In his “Sports of the Times” column, Arthur Daley wrote of DiMaggio’s return: “If a fiction writer had submitted the story, no self-respecting editor would have accepted a tale so manifestly implausible and preposterous. … The Yankee Clipper proved once again that he was Superman in a baseball suit.”7
But DiMaggio was just getting warmed up. The next day, with New York trailing 7-1, he hit a three-run homer in the fifth. Then, after the Yankees tied the game at 7-7, he hit a two-out solo homer for the winning run as the Yankees prevailed, 9-7. In the final game, with the Yankees leading 3-2 in the seventh, DiMaggio hit a three-run homer to extend the lead to 6-2. The Red Sox cut the lead to 6-3 in the bottom of the seventh, making DiMaggio’s three-run homer the deciding factor in the game.
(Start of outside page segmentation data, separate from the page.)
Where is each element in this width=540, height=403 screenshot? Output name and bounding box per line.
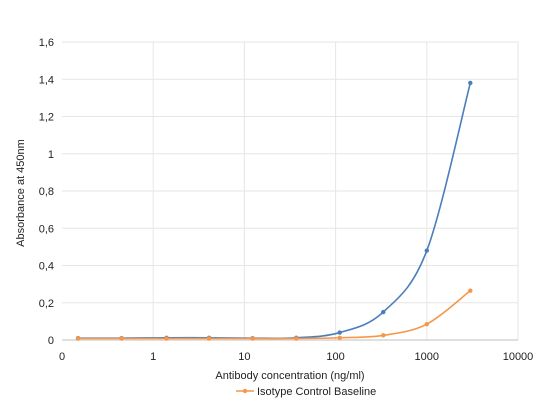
x-tick-label: 1000 [415, 351, 439, 363]
y-tick-label: 0,8 [39, 186, 54, 198]
series-isotype-point [294, 336, 299, 341]
legend-label: Isotype Control Baseline [257, 386, 376, 398]
x-tick-label: 1 [150, 351, 156, 363]
series-1-point [337, 330, 342, 335]
series-isotype-point [164, 336, 169, 341]
legend: Isotype Control Baseline [236, 386, 376, 398]
series-1-point [424, 248, 429, 253]
x-tick-label: 10000 [503, 351, 534, 363]
x-tick-label: 10 [238, 351, 250, 363]
series-isotype-line [78, 290, 471, 340]
axes: 0 0,2 0,4 0,6 0,8 1 1,2 1,4 1,6 0 1 10 100 1000 10000 [39, 37, 534, 363]
series-1-line [78, 82, 472, 340]
y-axis-title: Absorbance at 450nm [15, 139, 27, 247]
y-tick-label: 0,2 [39, 298, 54, 310]
gridlines [62, 41, 519, 340]
series-isotype-point [75, 336, 81, 341]
series-isotype-point [206, 336, 212, 341]
series-1-point [381, 309, 386, 315]
y-tick-label: 1 [48, 149, 54, 161]
x-tick-label: 0 [59, 351, 65, 363]
x-tick-label: 100 [326, 351, 344, 363]
series-isotype-point [381, 333, 386, 338]
y-tick-label: 0 [48, 335, 54, 347]
y-tick-label: 0,4 [39, 261, 54, 273]
y-tick-label: 1,6 [39, 37, 54, 49]
series-1-point [468, 80, 473, 86]
y-tick-label: 1,4 [39, 74, 54, 86]
legend-swatch-marker [242, 388, 248, 394]
series-isotype-point [468, 288, 473, 293]
series-isotype-point [424, 321, 429, 327]
y-tick-label: 0,6 [39, 223, 54, 235]
series-isotype-point [119, 336, 124, 341]
series-isotype-point [250, 336, 255, 341]
x-axis-title: Antibody concentration (ng/ml) [215, 370, 364, 382]
y-tick-label: 1,2 [39, 112, 54, 124]
series-isotype-point [337, 335, 342, 340]
series-plot-area [75, 80, 473, 341]
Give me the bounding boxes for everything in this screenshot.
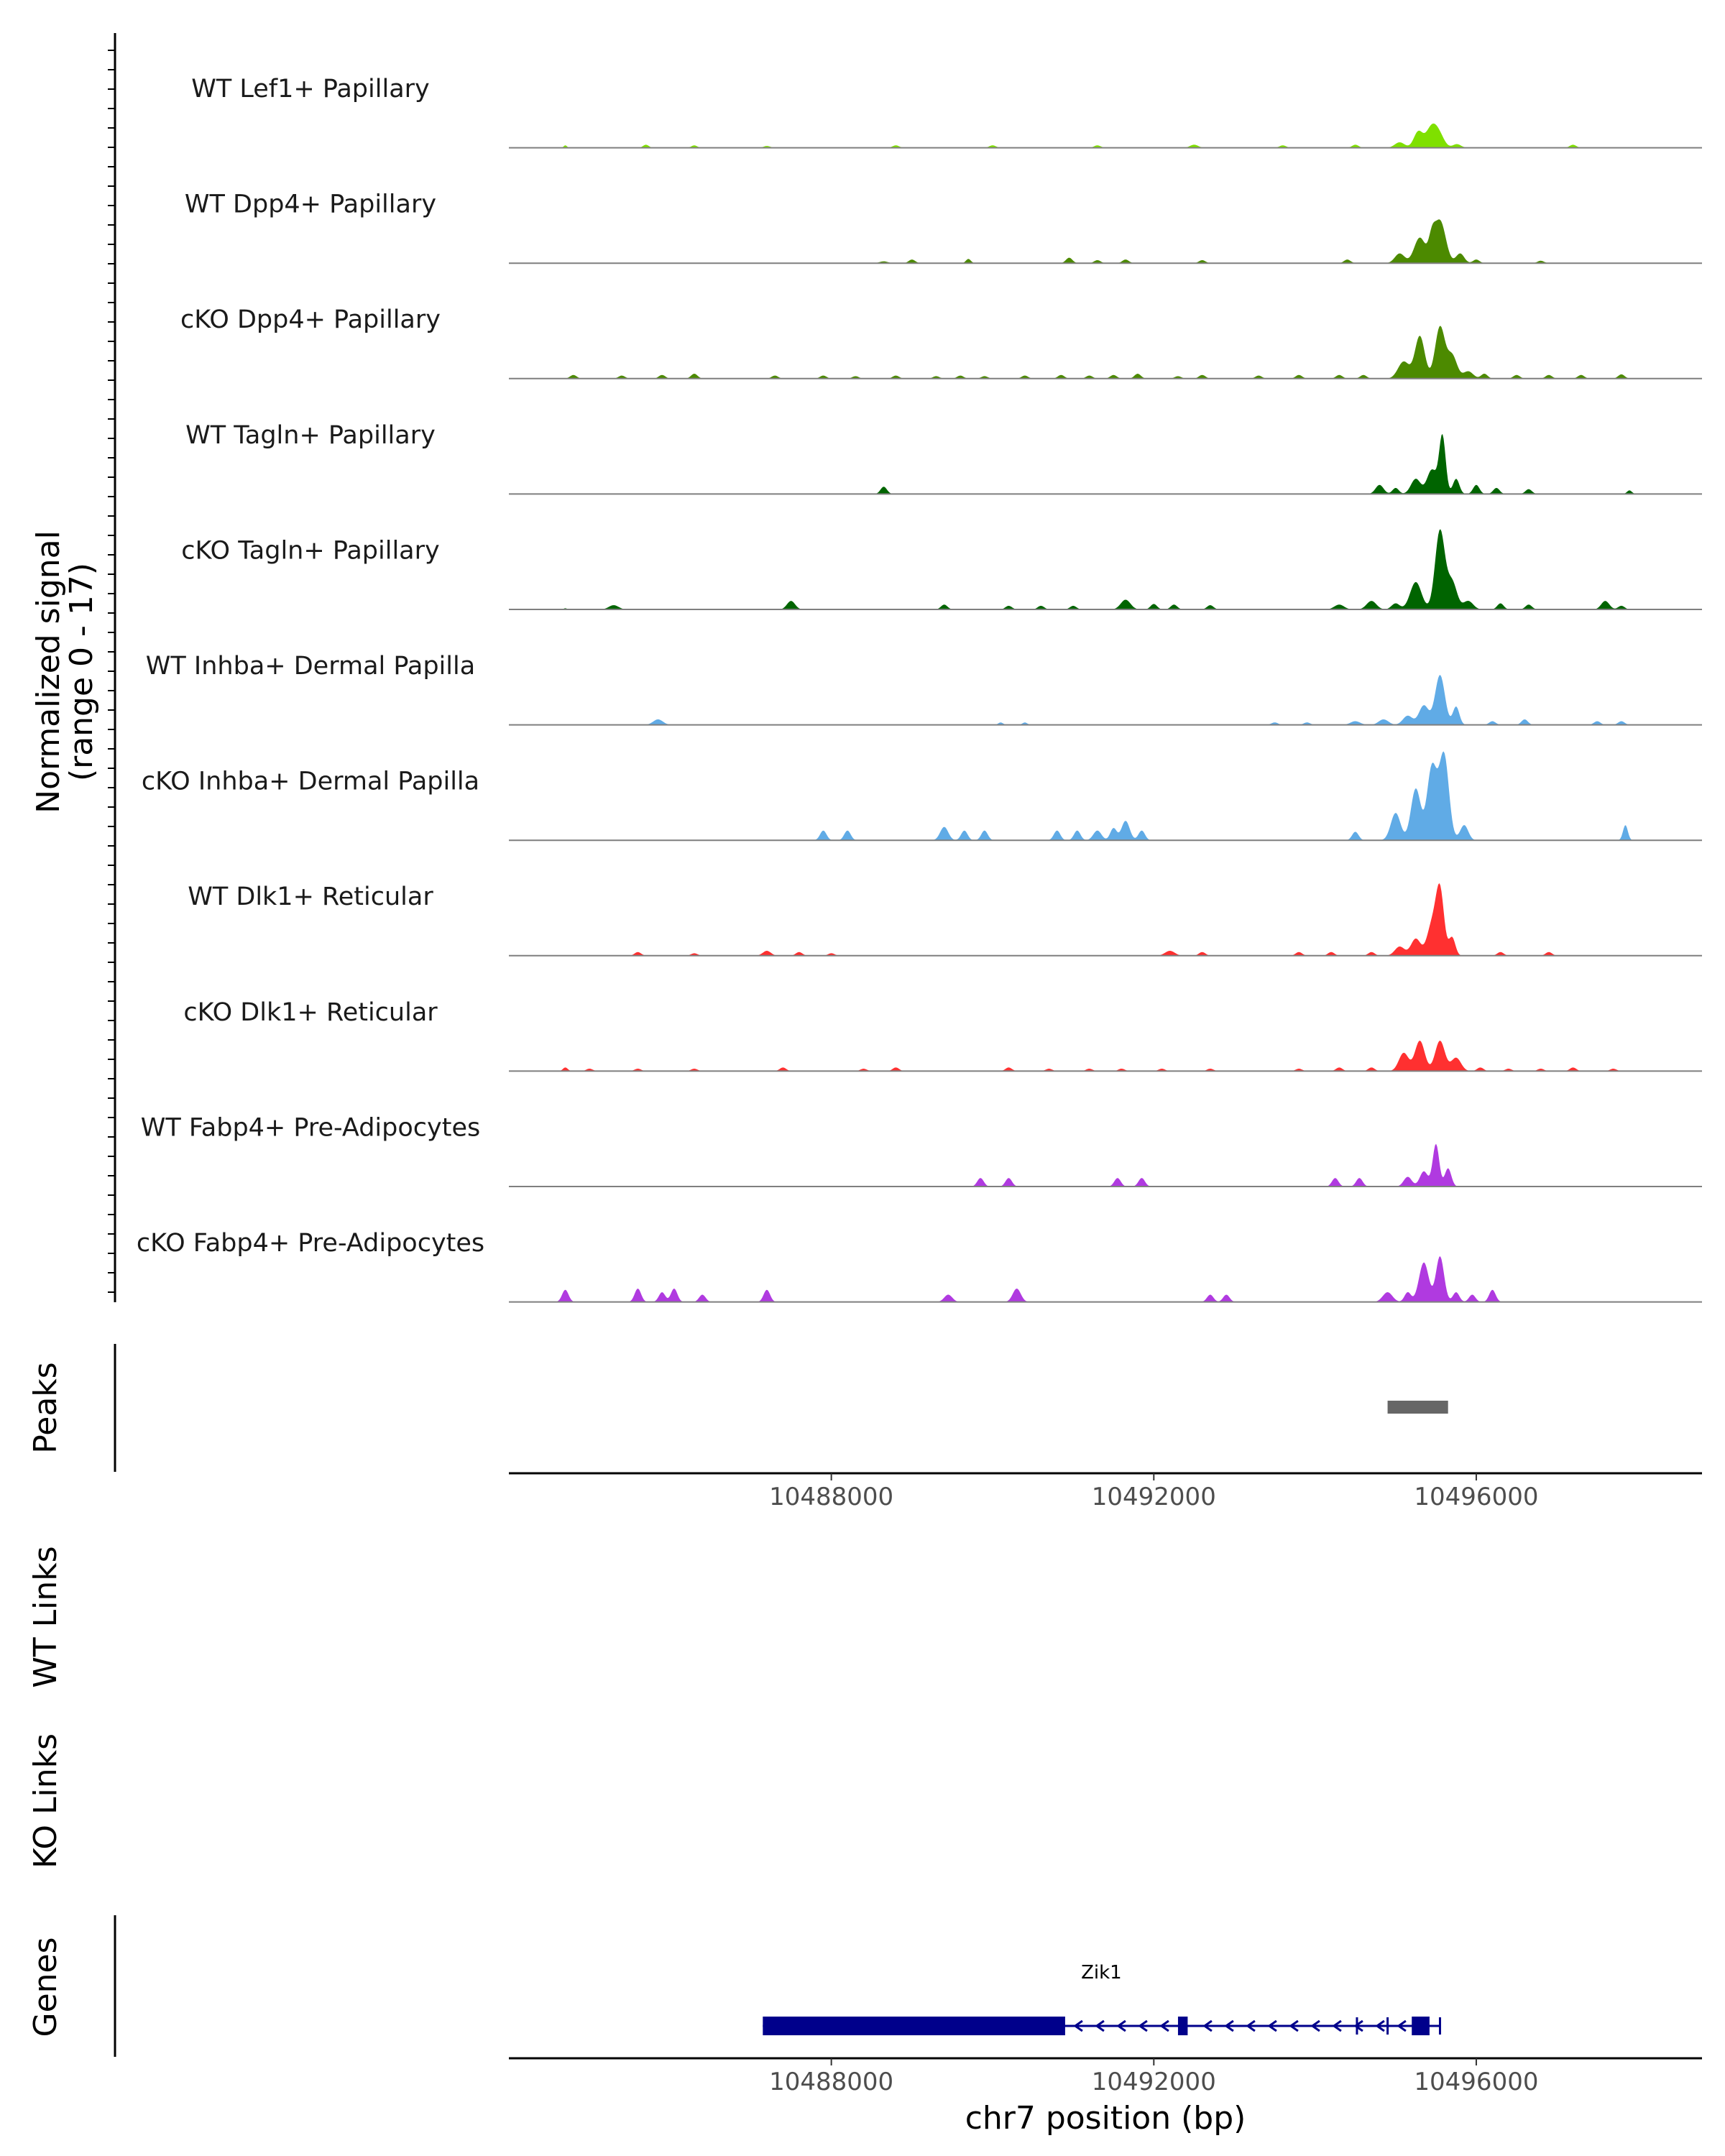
- track-label: cKO Dpp4+ Papillary: [180, 305, 441, 334]
- peaks-label: Peaks: [27, 1362, 64, 1453]
- track-label: cKO Inhba+ Dermal Papilla: [142, 768, 479, 796]
- coverage-y-ticks: [108, 50, 115, 1293]
- track-label: cKO Dlk1+ Reticular: [183, 998, 438, 1027]
- coverage-track: cKO Inhba+ Dermal Papilla: [142, 751, 1702, 842]
- track-label: WT Dlk1+ Reticular: [188, 883, 433, 911]
- strand-arrow: [1289, 2019, 1299, 2032]
- x-tick-label: 10488000: [769, 1483, 893, 1511]
- strand-arrow: [1116, 2019, 1126, 2032]
- coverage-track: WT Lef1+ Papillary: [191, 75, 1702, 149]
- strand-arrow: [1224, 2019, 1234, 2032]
- coverage-yrange: (range 0 - 17): [63, 563, 100, 781]
- x-axis-ticks-top: 10488000 10492000 10496000: [769, 1473, 1538, 1511]
- x-tick-label: 10492000: [1092, 1483, 1216, 1511]
- x-tick-label: 10488000: [769, 2068, 893, 2096]
- gene-exon: [1177, 2017, 1188, 2035]
- gene-track: [763, 2017, 1441, 2035]
- strand-arrow: [1246, 2019, 1256, 2032]
- strand-arrow: [1073, 2019, 1083, 2032]
- track-label: WT Fabp4+ Pre-Adipocytes: [141, 1113, 480, 1142]
- coverage-track: cKO Dpp4+ Papillary: [180, 305, 1702, 379]
- coverage-track: WT Fabp4+ Pre-Adipocytes: [141, 1113, 1702, 1187]
- x-tick-label: 10496000: [1414, 1483, 1538, 1511]
- gene-name-label: Zik1: [1081, 1962, 1122, 1984]
- x-axis-ticks-bottom: 10488000 10492000 10496000: [769, 2058, 1538, 2096]
- strand-arrow: [1375, 2019, 1385, 2032]
- coverage-track: WT Dlk1+ Reticular: [188, 883, 1702, 957]
- strand-arrow: [1332, 2019, 1342, 2032]
- track-label: WT Lef1+ Papillary: [191, 75, 430, 103]
- coverage-signal: [509, 1040, 1702, 1072]
- coverage-track: WT Tagln+ Papillary: [185, 421, 1702, 495]
- track-label: WT Tagln+ Papillary: [185, 421, 436, 450]
- gene-exon: [1412, 2017, 1430, 2035]
- strand-arrow: [1202, 2019, 1213, 2032]
- coverage-tracks: WT Lef1+ Papillary WT Dpp4+ Papillary cKO …: [137, 75, 1702, 1303]
- coverage-ylabel: Normalized signal: [30, 530, 67, 814]
- coverage-signal: [509, 326, 1702, 379]
- peak-bar: [1387, 1401, 1448, 1414]
- x-axis-label: chr7 position (bp): [965, 2100, 1246, 2137]
- coverage-track: cKO Dlk1+ Reticular: [183, 998, 1702, 1072]
- strand-arrow: [1353, 2019, 1363, 2032]
- peaks-track: [1387, 1401, 1448, 1414]
- genes-label: Genes: [27, 1937, 64, 2037]
- track-label: cKO Fabp4+ Pre-Adipocytes: [137, 1229, 484, 1258]
- ko-links-label: KO Links: [27, 1733, 64, 1869]
- track-label: WT Inhba+ Dermal Papilla: [146, 652, 475, 681]
- wt-links-label: WT Links: [27, 1546, 64, 1687]
- strand-arrow: [1397, 2019, 1407, 2032]
- strand-arrow: [1310, 2019, 1320, 2032]
- x-tick-label: 10492000: [1092, 2068, 1216, 2096]
- strand-arrow: [1159, 2019, 1169, 2032]
- strand-arrow: [1138, 2019, 1148, 2032]
- coverage-track: WT Dpp4+ Papillary: [185, 190, 1702, 264]
- coverage-track: cKO Tagln+ Papillary: [181, 529, 1702, 610]
- coverage-track: cKO Fabp4+ Pre-Adipocytes: [137, 1229, 1702, 1303]
- track-label: WT Dpp4+ Papillary: [185, 190, 436, 219]
- strand-arrow: [1267, 2019, 1277, 2032]
- track-label: cKO Tagln+ Papillary: [181, 536, 440, 565]
- coverage-track: WT Inhba+ Dermal Papilla: [146, 652, 1702, 726]
- strand-arrow: [1095, 2019, 1105, 2032]
- gene-exon: [763, 2017, 1065, 2035]
- x-tick-label: 10496000: [1414, 2068, 1538, 2096]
In the three-game sweep, which put the Yankees eight games ahead of the now fifth-place Sox, DiMaggio went 5-for-11, scored five runs, drove in nine, and hit four homers. He played a total of 76 games for the season, compiling a .346 average with 14 homers and 67 RBIs. His triumphant return to the baseball wars after an eight-month layoff made a mockery of spring training and boosted the morale of his teammates beyond all expectations. His performance played a key role in leading the Yankees to winning the pennant in spite of numerous injuries, then beating the Dodgers in five games to win the World Series.
In addition to the sources cited in the Notes, the author consulted Baseball-Reference.com and Retrosheet.org.
1 Joe Trimble, “Casey Sees ‘New Season’ With DiMag’s Return,” New York Daily News, June 29, 1949: 83.
2 At the time various sources listed the salary as between $80,000 and $100,000, but Yankees financial records preserved in the Baseball Hall of Fame confirm the figure to be $100,000.
3 Joe Trimble, “DiMaggio in Hospital Again, Career May Be at Close,” New York Daily News, April 13, 1949: C20.
4 Louis Effrat, “Joe in First Start as Bombers Score,” New York Times, June 29, 1949: 35.
5 Harold Kaese, “‘Atta Boy Joe’; and DiMag Sure Responds,” Boston Globe, June 29, 1949: 1.
6 Hy Hurwitz, “36,226 See Yanks Edge Red Sox, 5-4; Joe DiMag Homers,” Boston Globe, June 29, 1949: 1, 20.
7 Arthur Daley, “Sports of the Times,” New York Times, June 30, 1949: 31.